Plutarch writes in his life of Marcus Antonius that, in the midnight quiet the evening before Octavian’s forces seized the city of Alexandria, music of flutes and the cries of revelers could be heard in the streets below the citadel as if a Bacchic procession was making its way toward the gates beyond which the besieging Roman army lay encamped. The sound of the troupe grew loudest as they approached the gates, then suddenly dashed out. Plutarch suggests that the episode was interpreted as a sign that Antonius’ patron Dionysius, god of dissipation and madness, had abandoned him to his fate.
The IMF released its growth forecasts in which it called for growth in the United States to slow by 1%. That seems optimistic in our view.
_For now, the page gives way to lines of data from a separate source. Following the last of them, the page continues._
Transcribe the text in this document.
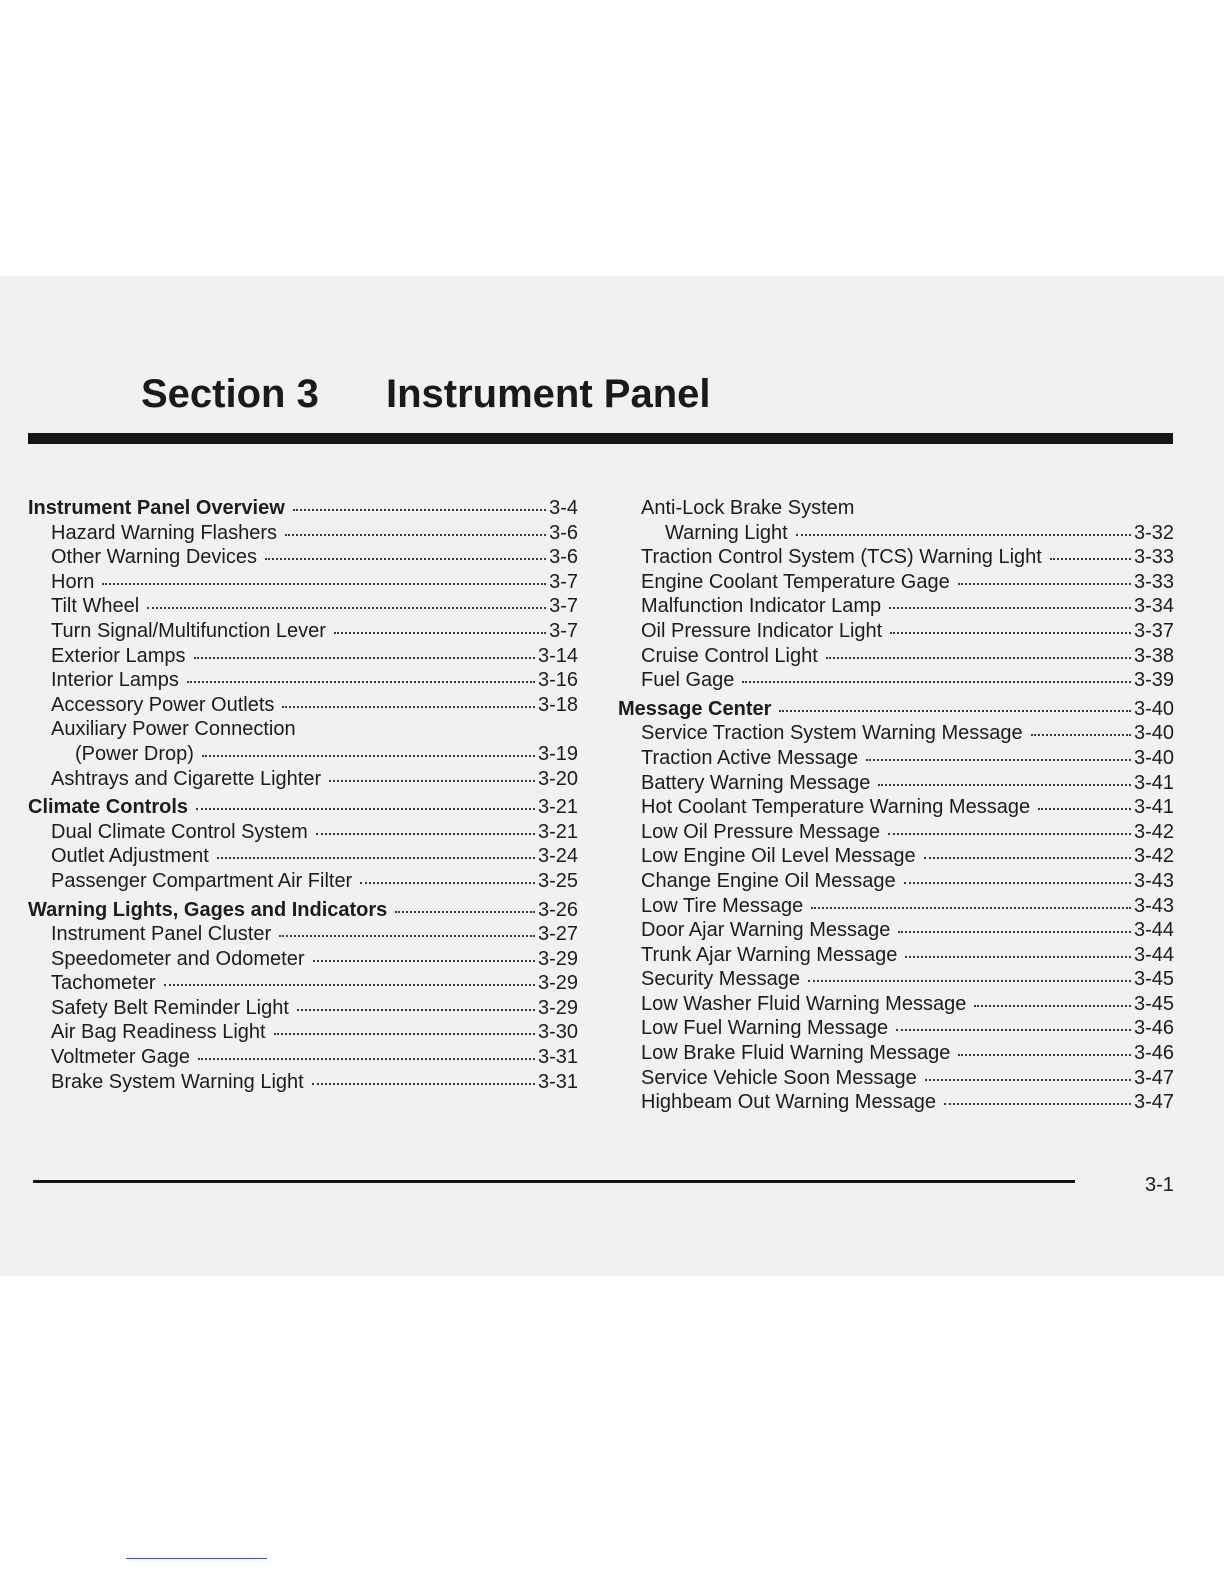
Section 3 Instrument Panel
Instrument Panel Overview	3-4
Hazard Warning Flashers	3-6
Other Warning Devices	3-6
Horn	3-7
Tilt Wheel	3-7
Turn Signal/Multifunction Lever	3-7
Exterior Lamps	3-14
Interior Lamps	3-16
Accessory Power Outlets	3-18
Auxiliary Power Connection
(Power Drop)	3-19
Ashtrays and Cigarette Lighter	3-20
Climate Controls	3-21
Dual Climate Control System	3-21
Outlet Adjustment	3-24
Passenger Compartment Air Filter	3-25
Warning Lights, Gages and Indicators	3-26
Instrument Panel Cluster	3-27
Speedometer and Odometer	3-29
Tachometer	3-29
Safety Belt Reminder Light	3-29
Air Bag Readiness Light	3-30
Voltmeter Gage	3-31
Brake System Warning Light	3-31
Anti-Lock Brake System
Warning Light	3-32
Traction Control System (TCS) Warning Light	3-33
Engine Coolant Temperature Gage	3-33
Malfunction Indicator Lamp	3-34
Oil Pressure Indicator Light	3-37
Cruise Control Light	3-38
Fuel Gage	3-39
Message Center	3-40
Service Traction System Warning Message	3-40
Traction Active Message	3-40
Battery Warning Message	3-41
Hot Coolant Temperature Warning Message	3-41
Low Oil Pressure Message	3-42
Low Engine Oil Level Message	3-42
Change Engine Oil Message	3-43
Low Tire Message	3-43
Door Ajar Warning Message	3-44
Trunk Ajar Warning Message	3-44
Security Message	3-45
Low Washer Fluid Warning Message	3-45
Low Fuel Warning Message	3-46
Low Brake Fluid Warning Message	3-46
Service Vehicle Soon Message	3-47
Highbeam Out Warning Message	3-47
3-1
While the hard data don’t yet reflect outright economic contraction, they do point to marked deceleration. If the US can pull off historically average growth of 1.8% in 2025, then it really is the exceptional nation. It seems more likely that higher capital costs, higher input prices and lower demand will lead companies to undertake layoffs, further subduing consumer sentiment and leading to a self-reinforcing contraction.
Though the numbers haven’t been large enough yet to grab headlines, the downward march of Quits and the upward slog of Layoffs demonstrate that the labor market has momentum toward looseness. Current administration policy is so disruptive as to produce the rapid change in these figures that denote the beginnings of Recession. You’ll know its arrival by the sudden quiet.